No parent expects to be confronted with the prospect of raising a disabled child -- certainly not back in the 1960s, before the existance of prenatal testing. So here was my mother, raising me, facing down doctors, and therapists, and psychologists who were all too ready to tell her all the things I couldn't do, and all the things she should do, for my good.
One hospital-appointed psychologist was ready, when I was two years old, to label me as "Profoundly retarded," and was going to recommend that I be placed in an asylum. And then, there was the occupational therapist, who recommended that Mother keep a sandbox in the house for me to play in, to help develop my fine-motor skills, disregarding the fact that we had four housecats. (...) These professional experts were like the strangers on the road to the city, who, in the original Aesop tale The Man, His Son, and His Donkey, were ready to tell us we were doing everything wrong, even though they only saw us for a brief moment, and knew nothing of the road we'd traveled before we met them.
Meanwhile, at home, my mother saw that I was far from helpless -- she recognized that, as in The Blind Man and the Lame Man, the only thing I could not do was walk, and that if I had help with that, there was a lot I could do to help others.
And, looking back now, I can see how it was her own experience, and powers of observation, that gave new purpose and meaning to the donkey in her story that never existed in either of her sources: the power of aids and assistive devices to effectively "erase" the appearance of disability. Give me an alternative way to get up the stairs, and let me have a desk I could roll my wheelchair up to, and there was absolutely no reason why I couldn't go to a regular school with the other children in my neighborhood. I can also see how, as she argued with experts and fought to maintain her composure while pleading my case, this new wrinkle would become the most important part of the story, and the hinge-pin on which the moral turned. And because the two fables, taken together, reflected a truth she recognized so deeply in her day-to-day life, she mistakenly thought it was a truth that many people had shared, going all the way back (at least) to the writing down of the Bible.

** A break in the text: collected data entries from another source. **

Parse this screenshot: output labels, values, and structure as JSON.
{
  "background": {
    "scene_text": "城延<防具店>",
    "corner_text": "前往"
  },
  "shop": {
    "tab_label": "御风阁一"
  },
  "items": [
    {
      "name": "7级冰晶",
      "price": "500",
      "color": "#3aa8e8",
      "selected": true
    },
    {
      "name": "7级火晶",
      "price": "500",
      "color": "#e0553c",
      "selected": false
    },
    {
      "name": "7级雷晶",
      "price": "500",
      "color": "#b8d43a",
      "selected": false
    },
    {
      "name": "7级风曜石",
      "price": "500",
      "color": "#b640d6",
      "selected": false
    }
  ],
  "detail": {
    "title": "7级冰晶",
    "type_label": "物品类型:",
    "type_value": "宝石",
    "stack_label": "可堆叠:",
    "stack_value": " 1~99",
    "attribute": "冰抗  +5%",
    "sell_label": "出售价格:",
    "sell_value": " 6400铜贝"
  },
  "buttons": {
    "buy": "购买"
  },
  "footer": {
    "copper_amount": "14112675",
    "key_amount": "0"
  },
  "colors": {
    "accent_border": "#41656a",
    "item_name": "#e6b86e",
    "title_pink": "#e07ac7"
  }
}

But I'm convinced this is a case of reverse Cryptomnesia. Usually, people read something written by someone else, and when, after many years of being nearly forgotten, experience brings the memory back, they think it was theiir own, original, idea. My mother invented her own story, and attributed it to something she read in a book of wisdom, long ago (even though she was a bit fuzzy on which book it was).
There is no mention of cerebral palsy, or hospital corridors, or meetings with teachers and principals before the start of a new school year, but that, ultimately, is what my mother's version of "The Lame Leading the Blind" is all about. And so, I believe, it is with so many stories of the outcasts and the odd that appear in folktales through the years. Sometimes, though, the telling details get blurred, without the lens of personal experience to bring them into focus.